State-owned enterprises, such as SAA and Telkom, are massively overstaffed with the number of their employees increasing over recent years at the same time that their financial performance has been decreasing. In the past few months both have announced their intention to embark on retrenchment exercises in an attempt to reduce costs.
At first glance, one is tempted to welcome the decision to retrench, as it suggests that management is alive to the challenges that they face and are prepared to address them. The matter is, however, not that simple.
Despite these bold announcements, it often happens that the retrenchments are never implemented. There may be several reasons for this.
Firstly, by the time that the unions and affected employees are formally notified of the possible retrenchments, inappropriate announcements have already been made that retrenchments are inevitable. These are normally based on studies, which prematurely conclude that retrenchments cannot be avoided without factoring in that input from the unions is required. As a result, the unions correctly complain that it appears that a firm decision has already been taken to retrench employees, without their knowledge and they question the role they are subsequently expected to play in these circumstances.
Secondly, managers assigned to deal with the retrenchments may lack the expertise to implement the retrenchments. This is particularly the case where their work experience has largely been in the public service and, as such, they have never been exposed to retrenchments. In addition to this, these managers are also mindful that the process may affect them too and therefore the failure of the exercise is not necessarily a bad outcome for them. Unlike in the private sector, there seems to be little appreciation for the fact that the money to fund the 'operation' must come from somewhere. These employees therefore work on the basis that government, or more accurately taxpayers, will bail them out. A failing business in the private sector does not have this safety net and management normally appreciates that painful measures are required to save the business.
Thirdly, these entities tend to abandon their retrenchment plans after legal action is threatened or instituted by the unions. It is often not difficult for the unions to interdict the retrenchment because of the failure of the state-owned enterprise to follow the required procedures or to provide relevant information. The unions walk out of court claiming that the outcome is a 'victory for workers'. Unfortunately, the true nature and effect of the court order is not properly communicated. The message that goes out is that the court has ordered that the retrenchment may not proceed, in the sense that the employer has no right to retrench. However, at most, the Labour Court would have ordered that the retrenchment could not proceed until the required procedures have been followed. However, it will not interfere with a genuine decision to retrench.
Severance packages appear
In the end, the announcements of retrenchments are replaced by announcements that the parties are engaging each other in ongoing discussions, which inevitably means that the proposed retrenchments will quietly disappear over time or be replaced by generous severance packages.

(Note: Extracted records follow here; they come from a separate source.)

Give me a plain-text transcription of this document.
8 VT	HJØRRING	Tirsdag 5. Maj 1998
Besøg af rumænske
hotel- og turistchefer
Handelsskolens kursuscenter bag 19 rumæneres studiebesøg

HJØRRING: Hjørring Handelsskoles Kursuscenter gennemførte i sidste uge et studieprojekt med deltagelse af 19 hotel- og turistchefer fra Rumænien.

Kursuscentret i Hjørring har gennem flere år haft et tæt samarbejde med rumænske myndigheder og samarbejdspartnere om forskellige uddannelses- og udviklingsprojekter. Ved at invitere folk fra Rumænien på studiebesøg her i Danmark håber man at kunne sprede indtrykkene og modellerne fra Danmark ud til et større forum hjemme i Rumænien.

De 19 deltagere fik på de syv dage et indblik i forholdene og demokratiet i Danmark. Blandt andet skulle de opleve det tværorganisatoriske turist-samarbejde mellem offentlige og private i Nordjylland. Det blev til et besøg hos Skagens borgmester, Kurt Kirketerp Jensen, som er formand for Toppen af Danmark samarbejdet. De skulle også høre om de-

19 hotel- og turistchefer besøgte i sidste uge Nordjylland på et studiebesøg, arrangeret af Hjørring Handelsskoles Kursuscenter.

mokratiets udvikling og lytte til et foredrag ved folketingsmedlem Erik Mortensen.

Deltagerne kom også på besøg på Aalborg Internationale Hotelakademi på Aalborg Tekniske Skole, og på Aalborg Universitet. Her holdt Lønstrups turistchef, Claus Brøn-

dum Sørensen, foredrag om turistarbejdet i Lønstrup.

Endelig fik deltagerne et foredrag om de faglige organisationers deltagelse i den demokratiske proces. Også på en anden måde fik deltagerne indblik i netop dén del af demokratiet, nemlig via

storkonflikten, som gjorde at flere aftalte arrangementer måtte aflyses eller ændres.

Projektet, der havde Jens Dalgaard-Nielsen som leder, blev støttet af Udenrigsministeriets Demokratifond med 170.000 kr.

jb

This outcome has serious consequences for state-owned entities and the country as a whole, as they continue to employ people who are not needed and cannot be afforded. While the affected employees may survive losing their jobs in the short run, the underlying financial problem has not disappeared. In the case of SAA, this has meant billions of Rands in bailouts. Other state-owned enterprises, which are required to deliver important services to the public, struggle to do so partly because they are hamstrung by their wage bill.
Urgent thought needs to go into how to address the above concerns in order for state-owned entities to be able to adjust the number of employees to financially viable levels. However, the often excessive salaries paid to senior managers and executives at these enterprises must also be factored in before placing the burden exclusively on large numbers of lower paid employees.